Invariants withstand transformations and, therefore, represent the essence of objects or phenomena. In mathematics, transformations often constitute a group action. Since the 19th century, studying the structure of various types of invariants and designing methods and algorithms to compute them remains an active area of ongoing research with an abundance of applications. In this incredibly vast topic, we focus on two particular themes displaying a fruitful interplay between the differential and algebraic invariant theories.
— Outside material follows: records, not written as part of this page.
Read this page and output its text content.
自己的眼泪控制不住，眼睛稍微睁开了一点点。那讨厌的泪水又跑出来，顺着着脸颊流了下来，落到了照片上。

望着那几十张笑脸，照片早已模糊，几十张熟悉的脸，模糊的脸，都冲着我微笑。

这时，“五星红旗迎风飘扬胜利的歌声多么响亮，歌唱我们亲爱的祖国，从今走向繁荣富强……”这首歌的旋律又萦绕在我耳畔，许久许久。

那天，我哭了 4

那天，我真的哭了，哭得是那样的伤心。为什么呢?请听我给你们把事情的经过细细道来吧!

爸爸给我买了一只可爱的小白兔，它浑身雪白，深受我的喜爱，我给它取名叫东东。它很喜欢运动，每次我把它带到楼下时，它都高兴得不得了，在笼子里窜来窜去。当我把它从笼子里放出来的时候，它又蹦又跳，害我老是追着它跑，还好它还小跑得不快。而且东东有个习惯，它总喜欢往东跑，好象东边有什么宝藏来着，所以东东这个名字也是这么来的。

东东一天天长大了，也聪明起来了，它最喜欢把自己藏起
First, we show how an algebraic adaptation of the moving frame method from differential geometry leads to a practical algorithm for computing a generating set of rational invariants. Then we discuss the notion of differential invariant signature, its role in solving equivalence problems in geometry and algebra, and some successes and challenges in designing algorithms based on this notion.

翻译：不变量在变换下保持不变，因此代表了对象或现象的本质。在数学中，变换通常构成群作用。自19世纪以来，研究各类不变量的结构并设计计算它们的方法与算法，始终是一个活跃的研究领域，并具有广泛的应用。在这一极其宏大的主题中，我们聚焦于两个特定方向，它们展现了微分不变量理论与代数不变量理论之间富有成果的交互。首先，我们展示了如何将微分几何中的活动标架法进行代数化改编，从而导出一个计算有理不变量生成集的实用算法。随后，我们讨论了微分不变量签名的概念，其在解决几何与代数中的等价性问题中的作用，以及基于此概念设计算法所取得的一些成功与面临的挑战。